Féminité & Féminisme, Glamour & Bas Nylon

Univers évanescent de vos Féminités, votre interprétation quotidienne de la mode, dessus et dessous tout en volupté, entre dentelles & des voiles légers sur vos jambes. Labyrinthe capitonné de glamour, de sensualité, avec mes mots pour souligner votre élégance, pour rendre hommage aux Femmes, chaque jour, avec des billets d'humeur chic, des livres libres, des portraits & des silhouettes, des instants de vie et des regards. Glamour toujours !

femmes & portraits

Publié le par Gentleman W.
Publié dans : #Femmes & Portraits

De la belle insouciance d'un lieu, je esuis venue ici pour prendre du temps, pour oublier le stress. 

 

Vivre à cent à l'heure, accélerer parfois encore un peu, c'est une de mes obligations depuis des mois, depuis des années déjà, pour combler des vides, un goufre de doutes.
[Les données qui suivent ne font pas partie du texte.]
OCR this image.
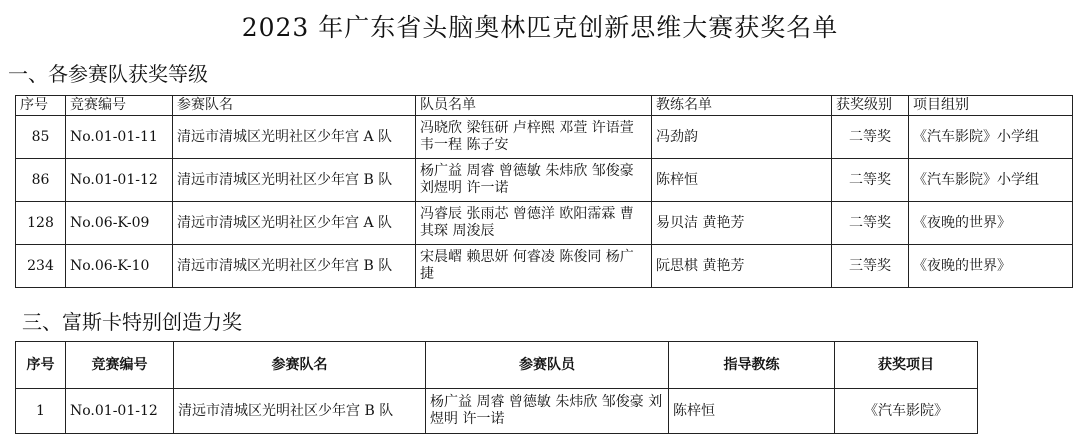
2023 年广东省头脑奥林匹克创新思维大赛获奖名单
一、各参赛队获奖等级
序号	竞赛编号	参赛队名	队员名单	教练名单	获奖级别	项目组别
85	No.01-01-11	清远市清城区光明社区少年宫 A 队	冯晓欣 梁钰研 卢梓熙 邓萱 许语萱 韦一程 陈子安	冯劲韵	二等奖	《汽车影院》小学组
86	No.01-01-12	清远市清城区光明社区少年宫 B 队	杨广益 周睿 曾德敏 朱炜欣 邹俊豪 刘煜明 许一诺	陈梓恒	二等奖	《汽车影院》小学组
128	No.06-K-09	清远市清城区光明社区少年宫 A 队	冯睿辰 张雨芯 曾德洋 欧阳霈霖 曹其琛 周浚辰	易贝洁 黄艳芳	二等奖	《夜晚的世界》
234	No.06-K-10	清远市清城区光明社区少年宫 B 队	宋晨嶍 赖思妍 何睿凌 陈俊同 杨广捷	阮思棋 黄艳芳	三等奖	《夜晚的世界》
三、富斯卡特别创造力奖
序号	竞赛编号	参赛队名	参赛队员	指导教练	获奖项目
1	No.01-01-12	清远市清城区光明社区少年宫 B 队	杨广益 周睿 曾德敏 朱炜欣 邹俊豪 刘煜明 许一诺	陈梓恒	《汽车影院》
Je travaille, je vis dans le corps de celle qui jouit de son travail, uniquement de cette intensité boulimique de business.

 

Des amies, parfois, surtout des relations professionnelles pour un réseau et d'autres pour des contrats, pour de nouvelles idées, je bosse pour gagner de l'argent, pour combler mon agenda. Oui depuis que mon coeur ne bat plus pour lui. En corrélation avec le sien qui ne bat plus du tout.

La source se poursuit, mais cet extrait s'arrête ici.